Ау, Михнов | страница 26
В углу над рабочим столом, как Распятие, прибит был большой кусок корня дерева, — при переезде на Карповку перевезли и его”.
Описание соответствует обстановке комнаты не ранее 1970 года, когда там появилась Женя. Но определился этот порядок раньше, и не думаю, что радикально перестраивался, — менялись картины на стенах, а рельефы, созданные в первой половине 1960-х, висели у Михнова (и потом на Карповке) постоянно.
Я несколько раз бывал на Рубинштейна в середине 1960-х, еще жив был Рекс, любимая собака Михнова, которой Женя не застала. Но на месте были уже и креслица, и корень, и занавес: из-за занавеса, помню, в разгар пьяной беседы появился, демонстрируя свой античный торс, проспавшийся, в одних трусах, Кондратов.
Приходили к Михнову в общем-то не затем, чтобы пить, — пьянка была неизбежным сопровождением, — приходили смотреть Михнова, общаться с Михновым, отметиться у Михнова, который уже тогда был — для узкого круга — притягательным центром и бесспорно величиной. Отдельной величиной.
Как соотносятся Михнов и шестидесятые годы?
Я сам шестидесятник и прекрасно сознаю, что ведущей идеологической тенденцией того времени было стремление возродить — в первоначальной “чистоте” — социалистическую идею. Были, конечно, люди, которые понимали иллюзорность или даже вред этого стремления.
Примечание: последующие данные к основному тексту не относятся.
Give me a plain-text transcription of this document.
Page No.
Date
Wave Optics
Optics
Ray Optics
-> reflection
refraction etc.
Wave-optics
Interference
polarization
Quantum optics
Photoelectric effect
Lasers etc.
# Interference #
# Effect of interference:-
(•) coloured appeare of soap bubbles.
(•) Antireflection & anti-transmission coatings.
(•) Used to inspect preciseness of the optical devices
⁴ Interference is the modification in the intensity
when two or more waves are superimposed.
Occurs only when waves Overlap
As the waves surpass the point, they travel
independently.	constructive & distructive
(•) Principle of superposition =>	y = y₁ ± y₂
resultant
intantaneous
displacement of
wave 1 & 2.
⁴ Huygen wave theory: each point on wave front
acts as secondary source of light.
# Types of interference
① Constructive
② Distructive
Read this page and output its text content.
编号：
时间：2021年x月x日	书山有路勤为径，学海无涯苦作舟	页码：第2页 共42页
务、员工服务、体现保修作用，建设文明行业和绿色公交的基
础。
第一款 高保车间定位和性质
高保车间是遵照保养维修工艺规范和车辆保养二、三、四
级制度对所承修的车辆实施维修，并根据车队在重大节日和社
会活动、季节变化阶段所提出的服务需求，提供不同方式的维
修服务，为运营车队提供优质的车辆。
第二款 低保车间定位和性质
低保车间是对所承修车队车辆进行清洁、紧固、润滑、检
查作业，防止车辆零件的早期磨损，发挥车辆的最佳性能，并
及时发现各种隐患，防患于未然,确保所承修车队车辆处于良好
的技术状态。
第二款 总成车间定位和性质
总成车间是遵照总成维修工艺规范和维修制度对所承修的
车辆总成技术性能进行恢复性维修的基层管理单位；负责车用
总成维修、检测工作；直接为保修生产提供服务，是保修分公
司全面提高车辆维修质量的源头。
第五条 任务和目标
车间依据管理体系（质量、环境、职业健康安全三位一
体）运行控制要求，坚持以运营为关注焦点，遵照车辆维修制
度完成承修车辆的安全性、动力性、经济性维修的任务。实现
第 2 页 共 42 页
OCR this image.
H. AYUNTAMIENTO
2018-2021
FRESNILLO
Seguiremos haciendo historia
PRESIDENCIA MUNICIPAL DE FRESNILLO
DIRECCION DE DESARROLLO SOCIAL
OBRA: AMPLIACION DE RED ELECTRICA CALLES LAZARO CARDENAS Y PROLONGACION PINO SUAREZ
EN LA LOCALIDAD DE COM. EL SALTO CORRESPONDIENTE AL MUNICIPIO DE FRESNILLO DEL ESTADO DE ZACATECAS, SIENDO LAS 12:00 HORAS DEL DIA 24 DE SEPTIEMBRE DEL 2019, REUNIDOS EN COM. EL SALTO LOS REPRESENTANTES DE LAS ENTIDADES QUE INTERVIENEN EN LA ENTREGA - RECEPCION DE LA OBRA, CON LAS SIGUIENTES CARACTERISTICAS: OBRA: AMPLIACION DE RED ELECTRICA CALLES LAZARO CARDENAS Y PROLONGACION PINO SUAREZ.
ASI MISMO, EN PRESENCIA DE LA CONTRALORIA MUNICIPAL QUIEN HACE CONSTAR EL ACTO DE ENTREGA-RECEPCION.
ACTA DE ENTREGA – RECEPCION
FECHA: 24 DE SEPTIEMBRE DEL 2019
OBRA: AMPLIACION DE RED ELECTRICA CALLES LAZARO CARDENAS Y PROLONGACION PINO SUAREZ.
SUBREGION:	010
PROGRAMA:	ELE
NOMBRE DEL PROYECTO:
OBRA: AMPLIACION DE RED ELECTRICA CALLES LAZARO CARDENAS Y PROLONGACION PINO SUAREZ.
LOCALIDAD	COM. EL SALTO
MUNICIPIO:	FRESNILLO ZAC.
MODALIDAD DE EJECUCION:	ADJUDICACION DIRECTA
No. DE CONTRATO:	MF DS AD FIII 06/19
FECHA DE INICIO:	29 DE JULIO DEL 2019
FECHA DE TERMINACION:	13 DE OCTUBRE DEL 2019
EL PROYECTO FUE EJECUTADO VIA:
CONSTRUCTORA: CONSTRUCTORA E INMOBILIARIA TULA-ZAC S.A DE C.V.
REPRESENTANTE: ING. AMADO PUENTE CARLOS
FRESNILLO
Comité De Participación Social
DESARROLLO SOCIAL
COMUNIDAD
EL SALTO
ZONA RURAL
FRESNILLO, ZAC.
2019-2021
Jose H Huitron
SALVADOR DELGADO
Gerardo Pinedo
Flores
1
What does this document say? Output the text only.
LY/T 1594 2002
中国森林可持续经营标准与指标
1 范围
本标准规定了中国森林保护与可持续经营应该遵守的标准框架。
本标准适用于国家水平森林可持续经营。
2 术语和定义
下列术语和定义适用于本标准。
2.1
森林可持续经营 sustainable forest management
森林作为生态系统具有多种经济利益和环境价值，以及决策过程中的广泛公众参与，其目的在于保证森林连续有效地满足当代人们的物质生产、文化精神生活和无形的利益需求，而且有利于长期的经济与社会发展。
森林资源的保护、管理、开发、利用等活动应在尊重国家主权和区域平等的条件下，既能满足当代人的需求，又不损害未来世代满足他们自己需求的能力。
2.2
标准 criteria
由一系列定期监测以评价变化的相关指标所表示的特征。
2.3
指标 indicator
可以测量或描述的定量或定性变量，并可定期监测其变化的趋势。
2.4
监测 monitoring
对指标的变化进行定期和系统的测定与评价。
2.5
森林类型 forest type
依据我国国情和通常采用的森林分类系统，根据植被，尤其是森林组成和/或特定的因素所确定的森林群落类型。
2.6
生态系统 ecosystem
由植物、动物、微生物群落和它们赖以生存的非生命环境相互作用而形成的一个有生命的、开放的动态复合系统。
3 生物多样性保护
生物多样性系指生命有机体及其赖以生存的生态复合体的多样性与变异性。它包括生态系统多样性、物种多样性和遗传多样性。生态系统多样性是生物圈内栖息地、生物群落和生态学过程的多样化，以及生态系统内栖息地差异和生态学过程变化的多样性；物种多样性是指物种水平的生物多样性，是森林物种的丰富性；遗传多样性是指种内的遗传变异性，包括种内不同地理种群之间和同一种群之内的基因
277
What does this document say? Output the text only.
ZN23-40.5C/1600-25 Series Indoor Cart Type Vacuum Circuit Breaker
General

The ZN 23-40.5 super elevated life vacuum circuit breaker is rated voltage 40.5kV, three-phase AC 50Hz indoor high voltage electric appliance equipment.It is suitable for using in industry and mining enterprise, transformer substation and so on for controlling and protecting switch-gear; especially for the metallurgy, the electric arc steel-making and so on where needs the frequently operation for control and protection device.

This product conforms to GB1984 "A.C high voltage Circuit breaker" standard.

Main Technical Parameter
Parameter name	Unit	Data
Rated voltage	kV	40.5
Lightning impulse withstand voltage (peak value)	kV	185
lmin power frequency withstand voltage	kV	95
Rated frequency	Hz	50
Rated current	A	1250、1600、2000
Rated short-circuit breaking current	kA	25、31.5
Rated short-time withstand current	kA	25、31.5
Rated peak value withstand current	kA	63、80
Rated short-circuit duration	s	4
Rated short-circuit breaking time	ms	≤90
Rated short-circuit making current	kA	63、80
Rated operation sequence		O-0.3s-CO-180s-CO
А Михнов... Михнов к нему просто не имел отношения, что и определяло его ориентиры в философии, живописи, литературе — в самосознании. Молодые поэтические кумиры 1960-х — Евтушенко, Вознесенский, даже Окуджава — практически не затронули его, в конце 1960-х он сошелся с Леонидом Аронзоном, чья поэзия в принципе сторонилась любой конъюнктуры.
Михнов был в курсе издательских новинок мировой литературы — и тоже: его привлекли не Ремарк и Хемингуэй, чьи романы воспринимались в соотношении с нашей действительностью (другая жизнь, но мы тоже потерянное поколение); гораздо ближе Михнову была классика, причем особого рода — произведения громоздкие, подробные, бесконечно многоплановые, в которых фрагменты вырастали в самостоятельные темы, а единство достигалось интеллектуальной игрой, взаимопроникновением пафоса и иронии. Любимым философом Михнова в 1960-х был Мишель Монтень, любимыми прозаиками — Франсуа Рабле, Лоренс Стерн, Герман Мелвилл.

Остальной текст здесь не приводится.